There is an elementary proof of the result "universally closed + affine $\Rightarrow$ integral" that I learnt from Olivier's paper "Going up along absolutely flat morphisms." In fact, it's so simple, I can present it here.

**Observation 1**: Say $\phi:A \to B$ is an injective ring map that is closed on $\mathrm{Spec}$. Then $\phi^{-1}(B^\ast) = A^\ast$.

*(This proof was edited and corrected to reflect xuhan's comment.)*

*Proof*: Fix $a \in A$ with $\phi(a) \in B^\ast$. We must show $a \in A^\ast$ or, equivalently, $a$ is non-zero in the residue field $\kappa(\mathfrak{p})$ of $A$ at any prime $\mathfrak{p} \in \mathrm{Spec}(A)$. Note that the last statement is clearly true if $\mathfrak{p}$ lies in the image $Z$ of $\mathrm{Spec}(\phi)$. So it suffices to show $Z = \mathrm{Spec}(A)$. By closedness, $Z = V(I)$ for some ideal $I \subset A$ (set-theoretically).

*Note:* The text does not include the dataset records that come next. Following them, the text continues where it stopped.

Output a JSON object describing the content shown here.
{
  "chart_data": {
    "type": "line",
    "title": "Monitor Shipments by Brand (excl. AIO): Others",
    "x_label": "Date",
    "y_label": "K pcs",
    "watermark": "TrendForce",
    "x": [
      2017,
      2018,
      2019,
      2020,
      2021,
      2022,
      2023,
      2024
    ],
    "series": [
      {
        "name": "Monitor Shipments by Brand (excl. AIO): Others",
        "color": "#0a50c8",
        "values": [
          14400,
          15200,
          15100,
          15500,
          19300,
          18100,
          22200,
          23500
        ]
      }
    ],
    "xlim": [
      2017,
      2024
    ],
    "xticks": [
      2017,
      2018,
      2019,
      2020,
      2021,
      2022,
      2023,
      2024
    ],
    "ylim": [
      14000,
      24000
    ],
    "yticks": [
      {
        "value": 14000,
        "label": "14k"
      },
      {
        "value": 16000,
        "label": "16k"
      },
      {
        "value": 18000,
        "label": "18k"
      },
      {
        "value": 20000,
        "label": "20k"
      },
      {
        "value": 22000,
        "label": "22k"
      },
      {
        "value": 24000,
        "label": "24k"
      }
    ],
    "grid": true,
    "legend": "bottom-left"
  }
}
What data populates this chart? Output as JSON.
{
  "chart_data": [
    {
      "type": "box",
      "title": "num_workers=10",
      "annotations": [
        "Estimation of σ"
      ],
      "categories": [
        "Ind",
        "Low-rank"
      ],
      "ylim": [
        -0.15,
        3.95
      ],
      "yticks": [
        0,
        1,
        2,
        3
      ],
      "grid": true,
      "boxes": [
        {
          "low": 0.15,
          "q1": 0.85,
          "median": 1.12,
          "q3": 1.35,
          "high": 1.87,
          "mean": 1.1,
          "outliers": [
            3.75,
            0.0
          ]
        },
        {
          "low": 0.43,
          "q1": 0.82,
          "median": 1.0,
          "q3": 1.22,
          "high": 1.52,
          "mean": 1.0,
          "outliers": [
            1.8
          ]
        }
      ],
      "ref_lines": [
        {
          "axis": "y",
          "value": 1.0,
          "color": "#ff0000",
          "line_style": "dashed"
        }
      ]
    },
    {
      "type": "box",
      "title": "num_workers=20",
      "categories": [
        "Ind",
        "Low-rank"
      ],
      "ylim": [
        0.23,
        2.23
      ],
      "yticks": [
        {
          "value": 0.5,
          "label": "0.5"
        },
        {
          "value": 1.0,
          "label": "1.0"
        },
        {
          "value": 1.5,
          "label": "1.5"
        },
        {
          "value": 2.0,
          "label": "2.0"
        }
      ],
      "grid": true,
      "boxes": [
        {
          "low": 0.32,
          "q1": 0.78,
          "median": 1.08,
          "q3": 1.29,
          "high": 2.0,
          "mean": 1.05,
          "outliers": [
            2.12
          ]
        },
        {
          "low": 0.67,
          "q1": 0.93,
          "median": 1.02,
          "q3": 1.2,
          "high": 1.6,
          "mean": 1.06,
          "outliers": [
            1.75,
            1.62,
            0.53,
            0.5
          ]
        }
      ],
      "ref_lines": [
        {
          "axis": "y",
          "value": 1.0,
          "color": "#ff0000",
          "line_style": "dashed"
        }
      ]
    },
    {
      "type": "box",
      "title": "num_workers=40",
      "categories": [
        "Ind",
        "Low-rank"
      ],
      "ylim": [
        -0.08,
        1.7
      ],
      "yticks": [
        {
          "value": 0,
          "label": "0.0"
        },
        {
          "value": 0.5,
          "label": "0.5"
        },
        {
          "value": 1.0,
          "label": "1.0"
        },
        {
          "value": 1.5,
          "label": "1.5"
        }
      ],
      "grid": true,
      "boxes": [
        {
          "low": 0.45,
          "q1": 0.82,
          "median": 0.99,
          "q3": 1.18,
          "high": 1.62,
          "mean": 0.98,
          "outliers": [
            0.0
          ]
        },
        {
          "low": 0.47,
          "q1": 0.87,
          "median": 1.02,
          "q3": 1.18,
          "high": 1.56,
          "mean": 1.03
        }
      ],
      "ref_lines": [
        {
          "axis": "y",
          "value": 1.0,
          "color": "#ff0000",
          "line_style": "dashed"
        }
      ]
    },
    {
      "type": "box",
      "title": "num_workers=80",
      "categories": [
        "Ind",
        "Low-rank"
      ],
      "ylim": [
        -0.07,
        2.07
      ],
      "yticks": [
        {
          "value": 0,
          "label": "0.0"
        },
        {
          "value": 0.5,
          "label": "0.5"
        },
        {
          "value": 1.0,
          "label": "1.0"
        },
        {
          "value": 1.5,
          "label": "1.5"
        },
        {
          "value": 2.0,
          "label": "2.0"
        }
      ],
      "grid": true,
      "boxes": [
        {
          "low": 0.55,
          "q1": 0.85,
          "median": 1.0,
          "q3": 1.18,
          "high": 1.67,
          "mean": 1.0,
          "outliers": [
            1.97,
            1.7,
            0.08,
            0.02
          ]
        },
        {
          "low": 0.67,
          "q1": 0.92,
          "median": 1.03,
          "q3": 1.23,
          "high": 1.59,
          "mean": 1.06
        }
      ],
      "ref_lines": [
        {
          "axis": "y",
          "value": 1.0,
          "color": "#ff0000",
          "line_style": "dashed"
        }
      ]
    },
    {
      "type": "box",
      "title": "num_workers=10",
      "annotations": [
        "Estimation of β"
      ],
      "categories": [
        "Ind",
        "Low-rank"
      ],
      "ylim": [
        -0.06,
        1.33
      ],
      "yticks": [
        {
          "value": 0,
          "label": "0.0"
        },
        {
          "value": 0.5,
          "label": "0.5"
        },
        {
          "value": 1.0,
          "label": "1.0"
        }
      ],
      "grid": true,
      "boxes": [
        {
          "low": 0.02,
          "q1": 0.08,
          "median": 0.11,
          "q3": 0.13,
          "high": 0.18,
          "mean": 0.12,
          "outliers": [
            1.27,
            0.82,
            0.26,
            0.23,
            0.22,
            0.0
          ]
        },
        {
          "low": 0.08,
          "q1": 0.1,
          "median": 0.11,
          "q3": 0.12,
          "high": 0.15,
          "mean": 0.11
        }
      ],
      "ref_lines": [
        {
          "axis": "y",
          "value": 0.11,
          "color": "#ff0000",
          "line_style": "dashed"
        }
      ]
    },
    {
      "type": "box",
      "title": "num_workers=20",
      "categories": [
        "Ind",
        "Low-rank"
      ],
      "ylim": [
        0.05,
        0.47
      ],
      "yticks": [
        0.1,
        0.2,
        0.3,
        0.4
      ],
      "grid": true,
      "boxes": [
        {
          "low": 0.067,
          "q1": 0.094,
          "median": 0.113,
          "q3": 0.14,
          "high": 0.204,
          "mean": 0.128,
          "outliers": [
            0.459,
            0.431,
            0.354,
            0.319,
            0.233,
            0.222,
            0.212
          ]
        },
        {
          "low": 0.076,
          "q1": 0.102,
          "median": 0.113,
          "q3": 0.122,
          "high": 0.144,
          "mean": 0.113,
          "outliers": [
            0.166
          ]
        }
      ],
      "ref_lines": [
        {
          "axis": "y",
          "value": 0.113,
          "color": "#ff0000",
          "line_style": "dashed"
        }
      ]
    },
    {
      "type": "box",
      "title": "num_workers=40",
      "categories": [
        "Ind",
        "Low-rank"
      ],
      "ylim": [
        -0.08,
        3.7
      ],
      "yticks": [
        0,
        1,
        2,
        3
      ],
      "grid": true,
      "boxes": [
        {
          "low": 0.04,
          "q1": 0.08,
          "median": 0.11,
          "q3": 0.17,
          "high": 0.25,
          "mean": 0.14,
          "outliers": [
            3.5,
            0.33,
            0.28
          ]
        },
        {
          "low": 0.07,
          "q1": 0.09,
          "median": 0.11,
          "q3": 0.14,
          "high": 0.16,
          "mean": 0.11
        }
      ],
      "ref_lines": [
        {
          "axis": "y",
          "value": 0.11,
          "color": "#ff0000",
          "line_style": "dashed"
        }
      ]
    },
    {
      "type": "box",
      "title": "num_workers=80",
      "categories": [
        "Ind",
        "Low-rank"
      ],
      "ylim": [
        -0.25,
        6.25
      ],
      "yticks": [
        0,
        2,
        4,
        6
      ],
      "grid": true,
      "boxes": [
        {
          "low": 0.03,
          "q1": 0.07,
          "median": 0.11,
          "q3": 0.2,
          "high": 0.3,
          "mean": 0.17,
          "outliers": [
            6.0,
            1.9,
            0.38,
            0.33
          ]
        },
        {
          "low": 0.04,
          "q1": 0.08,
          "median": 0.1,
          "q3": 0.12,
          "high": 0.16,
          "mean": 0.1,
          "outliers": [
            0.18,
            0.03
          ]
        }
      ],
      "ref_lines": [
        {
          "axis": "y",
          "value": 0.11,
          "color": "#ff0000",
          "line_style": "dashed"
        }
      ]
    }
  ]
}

Localizing at any prime $\mathfrak{p}$ shows $I \subset \mathfrak{p}$ by the injectivity hypothesis. Then $I$ is contained in all primes of $A$, so it contains only nilpotents, and hence $Z = \mathrm{Spec}(A)$.


**Observation 2**: Say $\phi:A \to B$ is an injective ring map, and $\phi[T]:A[T] \to B[T]$ is closed on $\mathrm{Spec}$. Then $\phi$ is integral.

*Proof*: Fix some $f \in B$, and consider the surjective map $B[T] \to B[\frac{1}{f}]$ given by $T \mapsto \frac{1}{f}$. If we write $C \subset B[\frac{1}{f}]$ for the image of the composite $A[T] \to B[T] \to B[\frac{1}{f}]$, then $C \to B[\frac{1}{f}]$ is an injective ring map that is closed on $\mathrm{Spec}$. The image of $T$ in $C$ becomes a unit in $B[\frac{1}{f}]$, and hence must be a unit on $C$ by Observation 1, so we can write $f = \sum_{i=0}^n a_i \big(\frac{1}{f}\big)^i$ in $B[\frac{1}{f}]$ for $a_i \in  A$. Clearing denominators shows that $f \in B$ satisfies a monic polynomial over $A$.


Observation 2 + killing the kernel shows:

**Theorem**: If $\phi:A \to B$ is a ring map that is universally closed on $\mathrm{Spec}$, then it is integral.